Some thirty years ago, when climbing into a pair of Levi’s was still not yet an act tantamount to a do-it-yourself vasectomy, I went for a trip to Singapore with my friend, S. The reason for this trip was for S to meet his father, Uncle Bidin, for the very first time. They were separated the day S was born and had never met each other even once in the sixteen years they were apart. It was a minor miracle that they even managed to find each other again.
The story began when S’s father and mother met in the romantic post-war Singapore of the mid-1950’s. What else could they do? They duly fell in love and eventually got married. Like all real-life love stories, things began going downhill drastically soon after that.
Theirs was a relationship that many would consider as a disaster waiting to happen. She was a teacher, and as such, was part of Singapore’s upper crust (teachers were still held in high esteem in those days). Uncle Bidin, on the other hand, was a lowly lorry driver who struggled just to keep his body and soul together. It was not exactly a pairing that guaranteed the absence of strife on the domestic front.
But the young couple fought the odds instead of each other and managed to stay together. While she taught at a local school, he drove his lorry by day and competed in the semi-professional boxing circuit by night (yes, they had a semi-professional boxing circuit in Singapore back then). It was a tough life. But their love proved to be even tougher. Then one day, S was conceived.
As luck would have it, the very day before S’s mother went into labour, Uncle Bidin was scheduled to compete in a series of boxing matches in Jakarta. In his mind, he didn’t really have a choice. Money was tight and the arrival of a newborn meant that there would be even more bills that he would have to attend to. If he won the big money in Jakarta, it would be that much easier for junior and the wife. So, off he went to Jakarta, intent on winning big.
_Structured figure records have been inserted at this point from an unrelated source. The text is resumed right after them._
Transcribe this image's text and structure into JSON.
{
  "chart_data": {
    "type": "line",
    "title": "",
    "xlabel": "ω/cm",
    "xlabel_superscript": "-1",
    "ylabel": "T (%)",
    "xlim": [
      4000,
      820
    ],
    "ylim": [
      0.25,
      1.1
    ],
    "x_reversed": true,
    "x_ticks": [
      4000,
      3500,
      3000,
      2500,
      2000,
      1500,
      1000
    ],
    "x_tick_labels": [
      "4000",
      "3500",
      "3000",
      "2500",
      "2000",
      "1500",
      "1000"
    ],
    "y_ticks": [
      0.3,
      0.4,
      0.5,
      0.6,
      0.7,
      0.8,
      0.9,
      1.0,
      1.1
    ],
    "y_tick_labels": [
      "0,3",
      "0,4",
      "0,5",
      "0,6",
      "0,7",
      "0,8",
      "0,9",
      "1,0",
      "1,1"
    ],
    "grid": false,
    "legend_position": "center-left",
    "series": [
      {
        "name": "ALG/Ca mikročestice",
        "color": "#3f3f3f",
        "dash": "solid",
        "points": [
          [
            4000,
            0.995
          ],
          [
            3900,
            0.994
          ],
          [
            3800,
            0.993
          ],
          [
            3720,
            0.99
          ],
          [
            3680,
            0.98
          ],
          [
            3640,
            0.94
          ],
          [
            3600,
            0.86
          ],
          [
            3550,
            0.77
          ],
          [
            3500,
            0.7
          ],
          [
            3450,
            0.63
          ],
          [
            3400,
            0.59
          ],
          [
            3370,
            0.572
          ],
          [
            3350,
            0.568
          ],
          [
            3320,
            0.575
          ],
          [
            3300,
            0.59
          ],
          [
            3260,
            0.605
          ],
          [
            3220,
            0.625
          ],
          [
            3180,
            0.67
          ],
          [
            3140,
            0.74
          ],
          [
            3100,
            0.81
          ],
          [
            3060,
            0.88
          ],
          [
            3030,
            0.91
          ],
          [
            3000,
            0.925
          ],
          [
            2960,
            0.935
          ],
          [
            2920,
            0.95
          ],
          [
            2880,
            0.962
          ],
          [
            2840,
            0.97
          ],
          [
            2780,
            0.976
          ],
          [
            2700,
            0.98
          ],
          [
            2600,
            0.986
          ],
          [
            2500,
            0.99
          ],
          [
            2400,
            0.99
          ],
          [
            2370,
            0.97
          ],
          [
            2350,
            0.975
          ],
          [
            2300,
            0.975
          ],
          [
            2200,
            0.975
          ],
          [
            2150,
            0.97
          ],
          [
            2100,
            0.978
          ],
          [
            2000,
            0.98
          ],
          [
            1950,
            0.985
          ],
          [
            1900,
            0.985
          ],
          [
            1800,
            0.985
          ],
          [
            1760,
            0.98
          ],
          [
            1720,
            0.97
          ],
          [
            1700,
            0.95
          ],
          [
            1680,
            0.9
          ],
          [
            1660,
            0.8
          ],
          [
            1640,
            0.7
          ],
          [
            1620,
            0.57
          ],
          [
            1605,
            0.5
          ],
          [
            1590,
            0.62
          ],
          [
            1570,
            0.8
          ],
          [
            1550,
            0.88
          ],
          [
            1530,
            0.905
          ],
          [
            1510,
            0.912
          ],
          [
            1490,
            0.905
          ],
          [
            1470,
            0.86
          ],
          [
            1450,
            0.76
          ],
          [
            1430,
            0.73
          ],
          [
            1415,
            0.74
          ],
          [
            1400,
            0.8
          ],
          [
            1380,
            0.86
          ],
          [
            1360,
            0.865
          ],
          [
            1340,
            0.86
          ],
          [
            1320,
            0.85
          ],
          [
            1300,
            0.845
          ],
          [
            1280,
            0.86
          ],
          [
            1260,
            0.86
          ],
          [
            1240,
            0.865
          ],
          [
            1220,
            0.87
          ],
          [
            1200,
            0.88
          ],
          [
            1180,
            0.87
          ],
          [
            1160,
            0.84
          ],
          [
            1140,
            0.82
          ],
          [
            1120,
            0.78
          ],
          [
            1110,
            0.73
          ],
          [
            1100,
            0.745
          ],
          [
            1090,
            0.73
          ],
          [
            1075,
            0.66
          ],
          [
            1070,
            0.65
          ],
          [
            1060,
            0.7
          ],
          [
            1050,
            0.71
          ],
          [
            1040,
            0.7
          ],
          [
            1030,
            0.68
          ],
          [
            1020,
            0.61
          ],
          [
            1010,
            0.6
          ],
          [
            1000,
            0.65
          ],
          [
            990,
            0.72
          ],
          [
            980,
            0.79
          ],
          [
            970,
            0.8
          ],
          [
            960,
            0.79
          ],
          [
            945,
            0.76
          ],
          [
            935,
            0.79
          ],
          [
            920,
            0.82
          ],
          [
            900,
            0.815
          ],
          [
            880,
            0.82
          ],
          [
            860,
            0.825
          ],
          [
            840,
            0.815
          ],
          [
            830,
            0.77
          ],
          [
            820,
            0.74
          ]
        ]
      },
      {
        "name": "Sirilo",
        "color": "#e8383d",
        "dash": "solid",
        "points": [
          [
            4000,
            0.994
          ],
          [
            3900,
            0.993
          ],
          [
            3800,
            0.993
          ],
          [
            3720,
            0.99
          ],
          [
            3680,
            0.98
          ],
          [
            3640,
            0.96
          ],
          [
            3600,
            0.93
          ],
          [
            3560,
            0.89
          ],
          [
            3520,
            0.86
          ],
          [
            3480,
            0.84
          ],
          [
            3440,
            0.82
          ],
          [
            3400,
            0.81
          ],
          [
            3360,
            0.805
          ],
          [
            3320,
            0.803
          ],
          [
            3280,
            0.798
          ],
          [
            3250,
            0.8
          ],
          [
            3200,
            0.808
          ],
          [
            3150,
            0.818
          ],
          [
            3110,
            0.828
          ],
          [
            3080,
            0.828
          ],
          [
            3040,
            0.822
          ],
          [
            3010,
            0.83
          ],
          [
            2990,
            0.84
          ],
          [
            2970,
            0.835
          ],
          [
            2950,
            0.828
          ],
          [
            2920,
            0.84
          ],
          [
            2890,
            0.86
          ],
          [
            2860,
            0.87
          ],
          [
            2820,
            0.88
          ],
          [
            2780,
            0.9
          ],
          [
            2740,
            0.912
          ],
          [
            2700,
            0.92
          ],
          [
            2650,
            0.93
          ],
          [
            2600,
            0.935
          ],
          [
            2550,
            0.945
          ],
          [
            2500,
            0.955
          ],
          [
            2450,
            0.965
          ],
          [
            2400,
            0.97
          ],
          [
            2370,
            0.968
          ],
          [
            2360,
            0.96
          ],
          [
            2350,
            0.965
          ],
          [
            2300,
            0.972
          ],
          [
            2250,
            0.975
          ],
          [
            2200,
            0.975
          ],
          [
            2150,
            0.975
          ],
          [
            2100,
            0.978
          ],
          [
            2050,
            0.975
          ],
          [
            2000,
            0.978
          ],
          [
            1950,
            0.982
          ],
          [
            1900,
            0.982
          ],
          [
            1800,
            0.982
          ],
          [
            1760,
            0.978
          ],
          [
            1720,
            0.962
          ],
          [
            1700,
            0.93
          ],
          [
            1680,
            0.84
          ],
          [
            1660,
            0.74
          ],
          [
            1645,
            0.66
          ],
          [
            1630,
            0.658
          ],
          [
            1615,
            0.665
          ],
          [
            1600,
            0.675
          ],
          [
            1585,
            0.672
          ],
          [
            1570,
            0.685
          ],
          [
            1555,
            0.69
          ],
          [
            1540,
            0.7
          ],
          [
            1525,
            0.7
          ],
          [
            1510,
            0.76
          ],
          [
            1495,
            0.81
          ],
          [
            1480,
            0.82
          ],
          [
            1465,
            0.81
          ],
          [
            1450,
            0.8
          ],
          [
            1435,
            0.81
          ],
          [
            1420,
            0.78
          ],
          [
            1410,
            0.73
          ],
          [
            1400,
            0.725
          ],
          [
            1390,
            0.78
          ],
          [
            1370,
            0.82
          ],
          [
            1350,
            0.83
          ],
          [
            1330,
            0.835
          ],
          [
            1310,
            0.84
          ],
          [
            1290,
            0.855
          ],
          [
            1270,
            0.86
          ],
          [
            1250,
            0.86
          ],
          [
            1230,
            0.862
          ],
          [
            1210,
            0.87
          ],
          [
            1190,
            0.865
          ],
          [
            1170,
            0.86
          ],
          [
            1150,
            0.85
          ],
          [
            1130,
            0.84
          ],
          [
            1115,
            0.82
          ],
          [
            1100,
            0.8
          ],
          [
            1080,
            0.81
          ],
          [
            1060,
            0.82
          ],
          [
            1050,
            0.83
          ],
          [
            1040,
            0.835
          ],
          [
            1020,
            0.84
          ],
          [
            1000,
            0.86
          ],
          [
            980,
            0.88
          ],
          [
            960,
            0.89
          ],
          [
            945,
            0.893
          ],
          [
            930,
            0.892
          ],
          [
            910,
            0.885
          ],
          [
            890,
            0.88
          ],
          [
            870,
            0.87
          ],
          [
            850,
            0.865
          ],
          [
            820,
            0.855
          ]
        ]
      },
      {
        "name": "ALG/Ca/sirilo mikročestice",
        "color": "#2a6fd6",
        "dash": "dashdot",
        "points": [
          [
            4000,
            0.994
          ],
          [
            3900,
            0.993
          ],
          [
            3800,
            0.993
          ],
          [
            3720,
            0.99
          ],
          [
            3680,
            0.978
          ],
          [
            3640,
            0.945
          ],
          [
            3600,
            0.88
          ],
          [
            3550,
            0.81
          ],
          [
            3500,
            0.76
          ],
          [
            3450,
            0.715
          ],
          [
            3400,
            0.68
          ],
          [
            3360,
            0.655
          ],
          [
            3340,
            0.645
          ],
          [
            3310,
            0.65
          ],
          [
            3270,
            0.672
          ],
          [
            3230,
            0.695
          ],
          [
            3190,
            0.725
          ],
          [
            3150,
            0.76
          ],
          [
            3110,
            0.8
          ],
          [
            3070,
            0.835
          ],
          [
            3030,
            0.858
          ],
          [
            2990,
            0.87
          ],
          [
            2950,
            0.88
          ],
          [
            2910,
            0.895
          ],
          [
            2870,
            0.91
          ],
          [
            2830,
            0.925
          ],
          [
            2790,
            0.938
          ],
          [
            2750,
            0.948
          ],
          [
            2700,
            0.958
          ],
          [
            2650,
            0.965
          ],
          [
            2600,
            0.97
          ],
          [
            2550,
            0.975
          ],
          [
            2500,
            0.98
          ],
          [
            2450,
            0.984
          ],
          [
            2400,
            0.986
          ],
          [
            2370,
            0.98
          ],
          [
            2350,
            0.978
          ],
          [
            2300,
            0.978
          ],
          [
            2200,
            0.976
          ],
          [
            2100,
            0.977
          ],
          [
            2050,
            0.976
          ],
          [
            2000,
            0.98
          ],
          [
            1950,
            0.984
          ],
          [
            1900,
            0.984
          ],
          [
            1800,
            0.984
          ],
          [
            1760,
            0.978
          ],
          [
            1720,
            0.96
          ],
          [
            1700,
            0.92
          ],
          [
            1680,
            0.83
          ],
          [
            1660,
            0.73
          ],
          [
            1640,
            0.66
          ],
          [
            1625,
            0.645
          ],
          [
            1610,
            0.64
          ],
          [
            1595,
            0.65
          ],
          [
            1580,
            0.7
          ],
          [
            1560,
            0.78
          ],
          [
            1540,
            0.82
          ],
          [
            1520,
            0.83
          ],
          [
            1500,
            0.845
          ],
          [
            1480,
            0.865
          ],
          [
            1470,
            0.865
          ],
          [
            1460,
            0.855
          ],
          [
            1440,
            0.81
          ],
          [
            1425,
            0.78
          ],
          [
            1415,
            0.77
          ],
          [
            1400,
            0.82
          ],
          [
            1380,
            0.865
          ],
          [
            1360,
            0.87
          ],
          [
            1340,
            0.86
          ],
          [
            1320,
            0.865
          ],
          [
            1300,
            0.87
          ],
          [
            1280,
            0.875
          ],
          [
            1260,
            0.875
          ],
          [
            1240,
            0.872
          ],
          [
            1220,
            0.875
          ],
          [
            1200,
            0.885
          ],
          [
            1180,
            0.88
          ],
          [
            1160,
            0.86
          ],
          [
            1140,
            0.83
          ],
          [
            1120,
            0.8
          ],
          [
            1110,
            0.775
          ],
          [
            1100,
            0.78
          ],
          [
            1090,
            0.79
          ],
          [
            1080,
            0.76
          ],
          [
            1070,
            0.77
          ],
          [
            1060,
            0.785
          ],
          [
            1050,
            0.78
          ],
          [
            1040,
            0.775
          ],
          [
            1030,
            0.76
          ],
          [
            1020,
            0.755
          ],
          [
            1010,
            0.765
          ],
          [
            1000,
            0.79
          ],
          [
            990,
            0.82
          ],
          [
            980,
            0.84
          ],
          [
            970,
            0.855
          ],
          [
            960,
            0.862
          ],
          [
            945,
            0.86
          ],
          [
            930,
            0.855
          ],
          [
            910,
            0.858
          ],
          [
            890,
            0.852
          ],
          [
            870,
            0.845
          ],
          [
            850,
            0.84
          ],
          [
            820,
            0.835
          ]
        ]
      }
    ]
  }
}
And win big he did! He rushed home with his winnings only to find an empty but hastily vacated house. His beloved wife was nowhere to be seen. And worse, there was no sign of his eagerly awaited first born son. Frantic, he hit the streets of Singapore and demanded answers from anyone who might have known what had happened. What he found out devastated him right to his core: his beloved wife had died in labour and his in-laws had taken his son, uprooted themselves, and made off for Kuala Lumpur. There was no forwarding address.
Eventually, after 15 years of trying to find his son, Uncle Bidin located his in-laws. They agreed to meet with him but did not allow him see his son. Uncle Bidin pleaded his case as any father would for a chance to see a long lost son. Eventually the in-laws relented. However, Uncle Bidin had to return to Singapore first; they would send S to him later.
That was how we found ourselves in Singapore. After an awkward welcome and stilted hugs at the railway station, Uncle Bidin took us to his home. He showed us to our room so that we could rest for a while. He slowly closed the door behind him and went straight to the kitchen to prepare dinner.
“This looks suspicious, doesn’t it”, mused S
“What does?”, I asked.
“My dad says he never married again. But what are all these children’s clothes doing in these drawers?”
I took a quick peek, and sure enough, there were all kinds of clothes – ranging from infant clothing to things that teenagers like us would have worn – stacked neatly to the brim in all the drawers. It didn’t look good to me. Uncle Bidin had probably married again but didn’t know how to break the news to his long lost son. As a result, he lied about not having another family. He probably had sent his family away for a few days so that S would not have to meet them. Why did he have to lie about something like that? I wasn’t about to wreck a long awaited father-and-son reunion by confirming S’s suspicions. But I was at a loss to explain all those clothes.
“These probably belong to his nephews who come and visit him here often”, was all I could offer.
“Yeah… they probably are”, replied S. There was no hiding the feeling of disappointment in his eyes.
But what did he expect? Was Uncle Bidin to remain celibate for all those years? Let’s get real here!
A few minutes later, Uncle Bidin knocked on the door and asked us join him for dinner. It was a simple affair with loads of rice, some fish, and a few vegetables. But what struck us as odd was that the table had been set for four. There were only three of us.
Unable to contain my curiosity, I asked Uncle Bidin, “Are we expecting company? Who is the other setting for?”
“That’s for my wife”, he replied calmly as we all took our places.
“And when is she coming?”, S asked with a hint of sarcasm in his voice.
Uncle Bidin looked at his son for the longest time and explained, “Son, that setting is for my wife, your mother”.
In a burst of insensitive enthusiasm, I blurted, “You mean you never married again? Then who does the clothes in our room belong to?”
Uncle Bidin smiled and looked at the ceiling as he fought his tears. Then he slowly spoke, “They belong so my son”, gesturing toward S. “I may have failed to find him all these years. But I’ve never failed saving those clothes in that room for him, just in case he ever came home”.
Uncle Bidin passed away some 15 years ago. At the funeral, I recall thinking that the world just doesn’t make men like Uncle Bidin anymore. Even if it did, would there still be a place for people like him?